Candidato di Ko a presidente della Repubblica, nel luglio scorso Trzaskowski venne sconfitto per 400mila voti al ballottaggio da Andrzej Duda – sostenuto dal PiS – sfiorando una vittoria impensabile alla vigilia. Oggi il sindaco della capitale, resta il volto nuovo di un’opposizione polacca che stenta a convincere molti milioni di polacchi. Ex parlamentare europeo, europeista convinto, pro-choice, vicino alla comunità Lgbt+ attaccata dal governo, Trzaskowski rappresenta l’antitesi di quanto promosso dal PiS. Il sindaco ha fatto scelte importanti, per esempio aderendo al Patto delle città libere, un gruppo promosso dal suo omologo a Budapest, Gergely Karácsony, e del quale fanno parte anche i primi cittadini di Praga e Bratislava, Zdeněk Hřib e Matúš Vallo. Insieme, difendono i valori europei dall’attacco dei rispettivi governi e chiedono finanziamenti a Bruxelles per investire su lavoro, economia e ambiente. “Vogliamo lottare per avere un accesso diretto ai fondi europei, perché le capitali sono i motori della crescita dei nostri Paesi”, assicurava Trzaskowski nel dicembre del 2019. Da allora, le frizioni fra il Governo polacco e l’Unione europea si sono moltiplicate fra stato di diritto, battaglia sull’aborto e veto iniziale al Recovery Fund.

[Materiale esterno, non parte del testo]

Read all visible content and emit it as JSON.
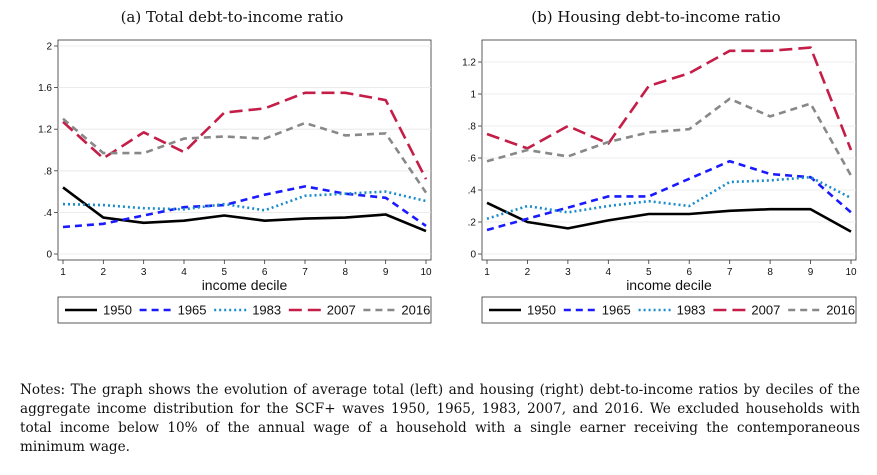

Il sindaco di Varsavia, invece, è cresciuto. Ha perso le presidenziali per un soffio e presentato un proprio movimento, Polonia condivisa, nell’ottobre del 2020. Di fatto, a due anni e mezzo dalle parlamentari del 2023, rimane lui la principale speranza di sconfiggere il PiS per un’opposizione polacca frammentata e in crisi identitaria. Potrebbe essere Rafał Trzaskowski l’erede dell’ex premier liberale ed ex presidente del Consiglio europeo, Donald Tusk. A patto che gli elettori vogliano cambiare rotta all’insegna del rispetto dello stato di diritto e dei diritti delle donne, oltre che di un ritrovato europeismo. Le manifestazioni di questi mesi paiono suggerirlo, ma le divisioni interne al Paese sono tutt’altro che risolte.